A French court is set to hand down a verdict on former prime minister Edouard Balladur on Thursday over a decades-old campaign financing scandal, days after ex-president Nicolas Sarkozy was found guilty of corruption.
Balladur, 91, is accused of using kickbacks from 1990s arms deals with Pakistan and Saudi Arabia to help finance a presidential bid in a case that has already seen six people sentenced to prison terms.
Balladur's former defence minister Francois Leotard, 78, was also put on trial. Both men deny the charges.
Prosecutors have called for Balladur to be sentenced to a one-year suspended prison term and a fine of 50,000 euros ($60,000).
Balladur and Leotard, both right-wingers, were charged in 2017 with "complicity in the misuse of corporate assets" over the sale of submarines to Pakistan and frigates to Saudi Arabia between 1993 and 1995.
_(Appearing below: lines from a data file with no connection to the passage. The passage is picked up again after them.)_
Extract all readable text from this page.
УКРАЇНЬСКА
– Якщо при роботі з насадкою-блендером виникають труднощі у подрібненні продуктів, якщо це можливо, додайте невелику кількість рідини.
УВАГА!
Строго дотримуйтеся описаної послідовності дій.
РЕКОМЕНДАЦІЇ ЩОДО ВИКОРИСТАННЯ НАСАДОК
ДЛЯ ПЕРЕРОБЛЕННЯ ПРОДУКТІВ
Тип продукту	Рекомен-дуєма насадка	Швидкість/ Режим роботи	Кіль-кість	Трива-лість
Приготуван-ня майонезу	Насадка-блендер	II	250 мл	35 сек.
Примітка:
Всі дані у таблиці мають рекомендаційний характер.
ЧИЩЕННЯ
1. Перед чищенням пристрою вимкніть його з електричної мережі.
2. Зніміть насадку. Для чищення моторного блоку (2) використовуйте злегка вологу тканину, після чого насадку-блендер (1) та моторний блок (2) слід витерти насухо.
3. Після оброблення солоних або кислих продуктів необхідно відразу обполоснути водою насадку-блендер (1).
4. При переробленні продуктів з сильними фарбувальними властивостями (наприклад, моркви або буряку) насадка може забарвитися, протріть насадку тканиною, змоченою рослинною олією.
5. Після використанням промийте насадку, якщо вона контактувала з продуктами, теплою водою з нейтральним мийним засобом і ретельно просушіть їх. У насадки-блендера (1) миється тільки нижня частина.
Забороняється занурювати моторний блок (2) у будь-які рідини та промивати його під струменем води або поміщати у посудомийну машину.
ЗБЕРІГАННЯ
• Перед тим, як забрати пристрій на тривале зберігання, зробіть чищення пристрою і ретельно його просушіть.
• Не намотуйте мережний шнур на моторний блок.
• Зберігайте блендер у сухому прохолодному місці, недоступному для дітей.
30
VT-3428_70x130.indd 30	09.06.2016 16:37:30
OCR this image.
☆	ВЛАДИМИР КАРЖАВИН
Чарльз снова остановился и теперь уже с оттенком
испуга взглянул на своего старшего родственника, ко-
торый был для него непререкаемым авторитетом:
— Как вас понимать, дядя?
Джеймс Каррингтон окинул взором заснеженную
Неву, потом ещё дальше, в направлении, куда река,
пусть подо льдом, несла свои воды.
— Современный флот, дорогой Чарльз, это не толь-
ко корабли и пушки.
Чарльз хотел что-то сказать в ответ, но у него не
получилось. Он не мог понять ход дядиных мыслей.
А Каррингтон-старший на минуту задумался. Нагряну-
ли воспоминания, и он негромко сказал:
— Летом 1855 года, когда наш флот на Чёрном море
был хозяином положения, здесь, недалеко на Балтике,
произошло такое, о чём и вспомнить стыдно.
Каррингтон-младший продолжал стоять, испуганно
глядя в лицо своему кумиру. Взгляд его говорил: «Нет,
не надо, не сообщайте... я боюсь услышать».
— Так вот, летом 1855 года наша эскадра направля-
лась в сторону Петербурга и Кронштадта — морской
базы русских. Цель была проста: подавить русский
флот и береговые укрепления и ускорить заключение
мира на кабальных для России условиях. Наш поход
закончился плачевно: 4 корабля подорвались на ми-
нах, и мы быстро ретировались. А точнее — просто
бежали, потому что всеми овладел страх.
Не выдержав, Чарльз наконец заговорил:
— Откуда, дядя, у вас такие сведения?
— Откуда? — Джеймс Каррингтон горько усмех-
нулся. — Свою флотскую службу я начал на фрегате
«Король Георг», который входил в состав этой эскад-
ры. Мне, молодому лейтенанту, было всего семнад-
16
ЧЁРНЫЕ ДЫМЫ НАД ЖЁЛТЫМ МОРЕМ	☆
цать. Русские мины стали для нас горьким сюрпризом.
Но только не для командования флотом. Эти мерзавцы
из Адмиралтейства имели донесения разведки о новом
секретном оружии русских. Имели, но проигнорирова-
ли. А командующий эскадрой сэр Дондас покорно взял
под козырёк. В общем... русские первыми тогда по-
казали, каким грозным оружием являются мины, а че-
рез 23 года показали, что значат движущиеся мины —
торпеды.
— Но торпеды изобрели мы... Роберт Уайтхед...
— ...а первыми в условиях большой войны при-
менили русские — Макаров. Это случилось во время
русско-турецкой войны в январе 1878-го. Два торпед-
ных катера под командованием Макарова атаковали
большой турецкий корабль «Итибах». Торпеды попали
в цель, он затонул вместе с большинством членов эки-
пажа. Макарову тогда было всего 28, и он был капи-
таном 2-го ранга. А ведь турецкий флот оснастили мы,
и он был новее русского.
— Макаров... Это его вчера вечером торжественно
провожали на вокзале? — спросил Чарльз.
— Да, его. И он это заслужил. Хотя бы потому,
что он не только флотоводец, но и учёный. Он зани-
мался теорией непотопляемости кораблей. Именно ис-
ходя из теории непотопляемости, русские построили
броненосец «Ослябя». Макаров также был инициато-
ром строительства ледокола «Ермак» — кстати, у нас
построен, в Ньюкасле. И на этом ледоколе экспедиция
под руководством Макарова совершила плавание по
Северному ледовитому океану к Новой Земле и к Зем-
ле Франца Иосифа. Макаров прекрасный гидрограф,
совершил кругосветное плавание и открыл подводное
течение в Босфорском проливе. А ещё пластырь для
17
Investigators discovered an estimated 13 million francs in kickbacks from the deals, now worth some 2.8 million euros after accounting for inflation.
A large chunk of the money is suspected to have been funnelled to Balladur's unsuccessful 1995 presidential bid, which he mounted while serving as prime minister in the final years of Francois Mitterrand's presidency.
The case is known in France as the "Karachi affair".
It came to light during an investigation into a 2002 bombing in Karachi, Pakistan, that targeted a bus transporting French engineers.
Fifteen people were killed, including 11 engineers working on the submarine contract, and the Al-Qaeda terror network was initially suspected of the attack.
But the focus later shifted to the submarines deal as investigators considered whether the bombing may have been revenge for former President Jacques Chirac's decision to halt commission payments for the arms deals shortly after he beat Balladur in the presidential vote.
Leotard is accused of having created an "opaque network" of intermediaries for the contracts signed with Pakistan and Saudi Arabia.
On Monday, former president Sarkozy was found guilty of corruption and sentenced to a three-year prison term in a decision that stunned France.
He was found to have formed a "corruption pact" with his lawyer Thierry Herzog to convince a judge to obtain and share information about an inquiry into the financing of Sarkozy's 2007 presidential campaign.
Sarkozy, 66, denies the charges and has vowed to clear his name with an appeal.
In two interviews Wednesday, he lambasted the verdict and said he was mulling filing a complaint with Europe's top rights court.
"I never betrayed the trust of the French people," France's president from 2007 to 2012 told TF1 channel in a primetime interview on Wednesday evening.